Re: [PATCH bpf-next 00/13] bpf: adding map batch processing support

Stanislav Fomichev <sdf@xxxxxxxxxxx> · Tue, 3 Sep 2019 15:30:43 -0700

On 09/03, Alexei Starovoitov wrote:
> On Fri, Aug 30, 2019 at 02:18:09PM -0700, Stanislav Fomichev wrote:
> > > > 
> > > > I personally like Jakub's/Quentin's proposal more. So if I get to choose
> > > > between this series and Jakub's filter+dump in BPF, I'd pick filter+dump
> > > > (pending per-cpu issue which we actually care about).
> > > > 
> > > > But if we can have both, I don't have any objections; this patch
> 
> I think we need to have both.
> imo Jakub's and Yonghong's approach are solving slightly different cases.
> 
> filter+dump via program is better suited for LRU map walks where filter prog
> would do some non-trivial logic.
> Whereas plain 'delete all' or 'dump all' is much simpler to use without
> loading yet another prog just to dump it.
> bpf infra today isn't quite ready for this very short lived auxiliary progs.
> At prog load pages get read-only mapping, tlbs across cpus flushed,
> kallsyms populated, FDs allocated, etc.
> Loading the prog is a heavy operation. There was a chatter before to have
> built-in progs. This filter+dump could benefit from builtin 'allow all'
> or 'delete all' progs, but imo that complicates design and asks even
> more questions than it answers. Should this builtin progs show up
> in 'bpftool prog show' ? When do they load/unload? Same safety requirements
> as normal progs? etc.
> imo it's fine to have little bit overlap between apis.
> So I think we should proceed with both batching apis.
We don't need to load filter+dump every time we need a dump, right?
We, internally, want to have this 'batch dump' only for long running daemons
(I think the same applies to bcc), we can load this filter+dump once and
then have a sys_bpf() command to trigger it.

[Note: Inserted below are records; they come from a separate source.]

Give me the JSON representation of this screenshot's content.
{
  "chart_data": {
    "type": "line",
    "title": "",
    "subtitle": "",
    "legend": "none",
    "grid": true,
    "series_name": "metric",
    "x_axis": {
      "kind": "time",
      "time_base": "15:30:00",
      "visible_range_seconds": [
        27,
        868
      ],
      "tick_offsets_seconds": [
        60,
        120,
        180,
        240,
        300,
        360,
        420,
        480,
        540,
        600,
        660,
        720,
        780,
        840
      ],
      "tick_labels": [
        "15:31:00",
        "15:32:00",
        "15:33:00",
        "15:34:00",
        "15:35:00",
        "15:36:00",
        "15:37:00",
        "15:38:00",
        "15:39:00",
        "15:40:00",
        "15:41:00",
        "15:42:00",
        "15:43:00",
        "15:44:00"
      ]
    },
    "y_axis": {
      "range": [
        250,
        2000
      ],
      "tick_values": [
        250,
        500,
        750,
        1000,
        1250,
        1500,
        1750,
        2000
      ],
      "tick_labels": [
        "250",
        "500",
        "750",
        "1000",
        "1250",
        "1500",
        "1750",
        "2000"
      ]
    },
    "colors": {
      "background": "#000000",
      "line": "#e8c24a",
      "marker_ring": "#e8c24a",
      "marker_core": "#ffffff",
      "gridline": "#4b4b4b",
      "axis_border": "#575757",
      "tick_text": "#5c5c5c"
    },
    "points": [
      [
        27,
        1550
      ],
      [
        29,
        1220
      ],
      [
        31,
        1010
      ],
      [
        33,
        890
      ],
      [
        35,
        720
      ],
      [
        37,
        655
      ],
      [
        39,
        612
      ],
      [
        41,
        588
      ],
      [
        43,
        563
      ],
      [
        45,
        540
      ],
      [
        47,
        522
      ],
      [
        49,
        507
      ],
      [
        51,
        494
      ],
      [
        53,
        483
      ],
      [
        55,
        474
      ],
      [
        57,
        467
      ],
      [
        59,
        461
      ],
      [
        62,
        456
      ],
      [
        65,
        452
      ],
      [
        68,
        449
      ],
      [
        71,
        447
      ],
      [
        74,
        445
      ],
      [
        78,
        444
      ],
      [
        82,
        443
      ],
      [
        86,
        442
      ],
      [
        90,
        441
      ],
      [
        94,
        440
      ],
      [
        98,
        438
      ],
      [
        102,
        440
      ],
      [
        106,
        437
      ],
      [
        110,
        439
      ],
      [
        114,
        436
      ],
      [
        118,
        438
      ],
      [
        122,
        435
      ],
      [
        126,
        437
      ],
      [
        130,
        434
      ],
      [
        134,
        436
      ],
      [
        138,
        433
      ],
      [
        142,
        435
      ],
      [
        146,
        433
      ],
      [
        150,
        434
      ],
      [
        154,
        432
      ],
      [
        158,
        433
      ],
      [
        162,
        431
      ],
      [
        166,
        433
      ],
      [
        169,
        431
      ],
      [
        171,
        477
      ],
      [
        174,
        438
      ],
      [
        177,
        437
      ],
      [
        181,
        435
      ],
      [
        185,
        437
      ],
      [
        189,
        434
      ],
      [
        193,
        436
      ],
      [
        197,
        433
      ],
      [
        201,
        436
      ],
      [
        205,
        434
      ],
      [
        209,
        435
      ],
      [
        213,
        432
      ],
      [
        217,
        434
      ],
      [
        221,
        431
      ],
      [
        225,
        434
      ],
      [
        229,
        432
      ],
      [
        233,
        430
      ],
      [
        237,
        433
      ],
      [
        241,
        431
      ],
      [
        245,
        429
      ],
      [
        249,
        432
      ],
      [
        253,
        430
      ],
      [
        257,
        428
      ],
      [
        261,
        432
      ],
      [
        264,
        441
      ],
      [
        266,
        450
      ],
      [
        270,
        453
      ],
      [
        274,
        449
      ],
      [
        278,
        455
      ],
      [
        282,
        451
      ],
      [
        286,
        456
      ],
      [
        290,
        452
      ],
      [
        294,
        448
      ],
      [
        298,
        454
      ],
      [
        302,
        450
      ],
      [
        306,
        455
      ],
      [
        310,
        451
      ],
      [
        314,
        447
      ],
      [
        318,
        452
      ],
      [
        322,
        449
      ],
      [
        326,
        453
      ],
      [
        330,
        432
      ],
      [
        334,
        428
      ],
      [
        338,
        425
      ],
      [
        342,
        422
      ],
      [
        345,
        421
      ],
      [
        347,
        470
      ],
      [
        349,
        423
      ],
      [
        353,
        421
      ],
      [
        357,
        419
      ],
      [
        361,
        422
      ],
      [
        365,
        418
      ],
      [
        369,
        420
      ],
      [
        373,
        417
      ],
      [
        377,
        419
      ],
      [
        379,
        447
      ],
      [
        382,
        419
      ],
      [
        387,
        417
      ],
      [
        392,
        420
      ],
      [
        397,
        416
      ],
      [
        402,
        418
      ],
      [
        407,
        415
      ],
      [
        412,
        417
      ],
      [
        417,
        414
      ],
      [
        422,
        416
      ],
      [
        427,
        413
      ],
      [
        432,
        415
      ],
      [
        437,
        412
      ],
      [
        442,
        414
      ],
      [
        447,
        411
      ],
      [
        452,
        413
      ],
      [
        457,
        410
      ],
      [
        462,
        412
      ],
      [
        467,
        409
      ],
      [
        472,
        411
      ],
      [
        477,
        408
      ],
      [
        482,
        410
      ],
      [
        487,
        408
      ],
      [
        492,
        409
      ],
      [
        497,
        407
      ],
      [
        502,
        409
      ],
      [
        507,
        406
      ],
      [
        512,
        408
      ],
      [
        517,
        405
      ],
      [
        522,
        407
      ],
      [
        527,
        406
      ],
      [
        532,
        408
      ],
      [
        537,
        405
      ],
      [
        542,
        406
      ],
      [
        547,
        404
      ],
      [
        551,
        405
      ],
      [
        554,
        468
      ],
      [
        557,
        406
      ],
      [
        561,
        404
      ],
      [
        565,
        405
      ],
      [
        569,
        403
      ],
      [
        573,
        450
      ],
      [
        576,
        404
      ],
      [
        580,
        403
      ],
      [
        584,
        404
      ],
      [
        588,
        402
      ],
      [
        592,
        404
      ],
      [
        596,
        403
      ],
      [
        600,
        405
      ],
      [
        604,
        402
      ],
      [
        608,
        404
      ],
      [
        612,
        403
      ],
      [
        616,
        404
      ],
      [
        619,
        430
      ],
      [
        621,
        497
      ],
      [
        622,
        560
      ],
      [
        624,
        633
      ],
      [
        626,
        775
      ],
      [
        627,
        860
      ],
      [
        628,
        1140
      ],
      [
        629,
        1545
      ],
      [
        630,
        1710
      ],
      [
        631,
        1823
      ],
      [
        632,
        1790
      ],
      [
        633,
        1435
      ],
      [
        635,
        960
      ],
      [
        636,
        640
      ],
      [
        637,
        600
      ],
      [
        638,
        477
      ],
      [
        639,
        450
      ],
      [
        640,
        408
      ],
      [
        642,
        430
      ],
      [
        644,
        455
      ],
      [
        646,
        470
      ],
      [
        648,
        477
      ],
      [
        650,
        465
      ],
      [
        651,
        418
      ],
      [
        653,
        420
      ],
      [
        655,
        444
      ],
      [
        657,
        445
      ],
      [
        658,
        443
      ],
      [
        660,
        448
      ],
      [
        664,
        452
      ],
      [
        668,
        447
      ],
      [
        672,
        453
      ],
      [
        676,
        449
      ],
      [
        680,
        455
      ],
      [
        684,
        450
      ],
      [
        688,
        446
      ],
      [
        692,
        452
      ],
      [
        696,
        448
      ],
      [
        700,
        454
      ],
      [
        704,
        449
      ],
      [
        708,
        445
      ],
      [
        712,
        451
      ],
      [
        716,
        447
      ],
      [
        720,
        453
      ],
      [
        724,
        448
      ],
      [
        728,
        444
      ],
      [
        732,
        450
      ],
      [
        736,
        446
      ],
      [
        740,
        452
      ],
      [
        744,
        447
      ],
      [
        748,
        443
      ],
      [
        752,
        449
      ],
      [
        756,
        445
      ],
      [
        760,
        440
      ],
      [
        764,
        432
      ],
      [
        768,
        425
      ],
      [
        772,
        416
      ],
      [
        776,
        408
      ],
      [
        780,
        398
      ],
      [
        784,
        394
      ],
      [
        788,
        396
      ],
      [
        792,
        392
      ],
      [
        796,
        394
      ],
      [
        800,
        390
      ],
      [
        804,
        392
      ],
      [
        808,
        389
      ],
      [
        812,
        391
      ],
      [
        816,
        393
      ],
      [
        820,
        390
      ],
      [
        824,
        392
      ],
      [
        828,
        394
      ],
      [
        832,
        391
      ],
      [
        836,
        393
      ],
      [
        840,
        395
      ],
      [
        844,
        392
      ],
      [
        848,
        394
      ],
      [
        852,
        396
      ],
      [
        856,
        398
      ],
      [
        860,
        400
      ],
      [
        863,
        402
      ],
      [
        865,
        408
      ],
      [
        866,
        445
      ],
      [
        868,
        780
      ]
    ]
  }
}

Also, related, if we add this batch dump, it doesn't mean that
everything should switch to it. For example, I feel like we
are perfectly fine if bpftool still uses get_next_key+lookup
since we use it only for debugging.

> Having said that I think both are suffering from the important issue pointed out
> by Brian: when kernel deletes an element get_next_key iterator over hash/lru
> map will produce duplicates.
> The amount of duplicates can be huge. When batched iterator is slow and
> bpf prog is doing a lot of update/delete, there could be 10x worth of duplicates,
> since walk will resume from the beginning.
> User space cannot be tasked to deal with it.
> I think this issue has to be solved in the kernel first and it may require
> different batching api.
> 
> One idea is to use bucket spin_lock and batch process it bucket-at-a-time.
> From api pov the user space will tell kernel:
> - here is the buffer for N element. start dump from the beginning.
> - kernel will return <= N elements and an iterator.
> - user space will pass this opaque iterator back to get another batch
> For well behaved hash/lru map there will be zero or one elements per bucket.
> When there are 2+ the batching logic can process them together.
> If 'lookup' is requested the kernel can check whether user space provided
> enough space for these 2 elements. If not abort the batch earlier.
> get_next_key won't be used. Instead some sort of opaque iterator
> will be returned to user space, so next batch lookup can start from it.
> This iterator could be the index of the last dumped bucket.
> This idea won't work for pathological hash tables though.
> A lot of elements in a single bucket may be more than room for single batch.
> In such case iterator will get stuck, since num_of_elements_in_bucket > batch_buf_size.
> May be special error code can be used to solve that?
This all requires new per-map implementations unfortunately :-(
We were trying to see if we can somehow improve the existing bpf_map_ops
to be more friendly towards batching.

You also bring a valid point with regard to well behaved hash/lru,
we might be optimizing for the wrong case :-)

> I hope we can come up with other ideas to have a stable iterator over hash table.
> Let's use email to describe the ideas and upcoming LPC conference to
> sort out details and finalize the one to use.